Adding regularization like Dropout, a more aggressive data augmentation, early stopping etc. could help countering overfitting.

You’re correct! I do need a warmup for my gpu. The processing time per image has decreased to 3-4 ms.

For the overfitting, I have tried dropout(drop rate 0.5) but it did work. Here is my code for build the last classifier:

#input size is 224x224
model = models.resnet152(pretrained=True)
num_ftrs = model.fc.in_features
model.fc = build_classifier(num_ftrs, [1050,500], 196)

def build_classifier(num_in_features, hidden_layers, num_out_features):
    classifier = nn.Sequential()
    # when we don't have any hidden layers
    if hidden_layers == None:      
        classifier.add_module('fc0', nn.Linear(num_in_features, 196))    
    #when we have hidden layers
    else:      
        layer_sizes = zip(hidden_layers[:-1], hidden_layers[1:])
        classifier.add_module('fc0', nn.Linear(num_in_features, hidden_layers[0]))
        classifier.add_module('relu0', nn.ReLU())
        classifier.add_module('drop0', nn.Dropout(.5))
        
        for i, (h1, h2) in enumerate(layer_sizes):
            classifier.add_module('fc'+str(i+1), nn.Linear(h1, h2))
            classifier.add_module('relu'+str(i+1), nn.ReLU())
            classifier.add_module('drop'+str(i+1), nn.Dropout(.5))
        
        classifier.add_module('output', nn.Linear(hidden_layers[-1], num_out_features))
        
    return classifier

Did I do something wrong?

I think only synchronize after the code block is fine.
One thing I found is that for large torch models, such as ResNet50, the latency measured from adding synchronize does not make too much difference to the one from without synchronize.

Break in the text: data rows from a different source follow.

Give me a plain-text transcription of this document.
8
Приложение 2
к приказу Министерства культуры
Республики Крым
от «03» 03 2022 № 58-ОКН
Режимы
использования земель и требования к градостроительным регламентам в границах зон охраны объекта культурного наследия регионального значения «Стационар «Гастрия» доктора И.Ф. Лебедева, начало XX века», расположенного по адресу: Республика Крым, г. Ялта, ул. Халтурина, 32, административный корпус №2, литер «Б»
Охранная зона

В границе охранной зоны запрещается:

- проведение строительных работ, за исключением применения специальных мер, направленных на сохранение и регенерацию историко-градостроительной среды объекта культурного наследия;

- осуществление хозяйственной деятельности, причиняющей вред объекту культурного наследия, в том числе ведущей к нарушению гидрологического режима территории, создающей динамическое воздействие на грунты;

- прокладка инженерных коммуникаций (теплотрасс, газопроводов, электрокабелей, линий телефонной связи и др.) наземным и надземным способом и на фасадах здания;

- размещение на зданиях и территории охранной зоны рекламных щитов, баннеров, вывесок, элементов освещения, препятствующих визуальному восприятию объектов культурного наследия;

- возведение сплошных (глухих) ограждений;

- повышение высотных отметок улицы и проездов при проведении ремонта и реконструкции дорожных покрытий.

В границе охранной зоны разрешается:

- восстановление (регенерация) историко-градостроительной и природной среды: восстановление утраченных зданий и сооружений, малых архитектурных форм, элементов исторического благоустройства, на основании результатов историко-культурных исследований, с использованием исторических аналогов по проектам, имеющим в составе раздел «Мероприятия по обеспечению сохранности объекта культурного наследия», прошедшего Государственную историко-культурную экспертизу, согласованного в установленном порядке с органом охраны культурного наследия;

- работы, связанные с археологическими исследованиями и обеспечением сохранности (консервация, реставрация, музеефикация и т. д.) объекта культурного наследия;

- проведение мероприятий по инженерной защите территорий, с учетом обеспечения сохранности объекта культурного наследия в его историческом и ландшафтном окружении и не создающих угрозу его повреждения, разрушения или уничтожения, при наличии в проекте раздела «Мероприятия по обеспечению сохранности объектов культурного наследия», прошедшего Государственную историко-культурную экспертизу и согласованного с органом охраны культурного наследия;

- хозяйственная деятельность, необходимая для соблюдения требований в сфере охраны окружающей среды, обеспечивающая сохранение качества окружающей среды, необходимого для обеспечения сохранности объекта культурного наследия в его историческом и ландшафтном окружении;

According to PyTorch semantics, PyTorch does implicit synchronization when there is memory copy. However, I actually don’t see there are memory copy in those models. So I suspect that there are some PyTorch ops used in the model that do synchronizations. Can you please provide some explanations or details? Thank you.

If you are throwing out the first iteration, then synchronizing before stopping the timer might be working.
In any case, torch.utils.benchmark provides a safe approach to profile workloads, which I would generally recommend to void these issues coming from manual profiling.

I don’t think the size of the model matters, but the general ability of the CPU to run ahead.
I.e. if the model contains a lot of (small) layers, data-dependent control flow etc. your profiling might not see a large difference between a synchronized and an async run. However, I usually don’t dig into profiles, which were created without syncs, as the majority is wrong.

1 Like

Thanks. I was actually assuming there was no GPU activities or it has already been synchronized before the first iteration. Having the synchronization before the first iteration makes sense based on your description.
I will also check the benchmark tool.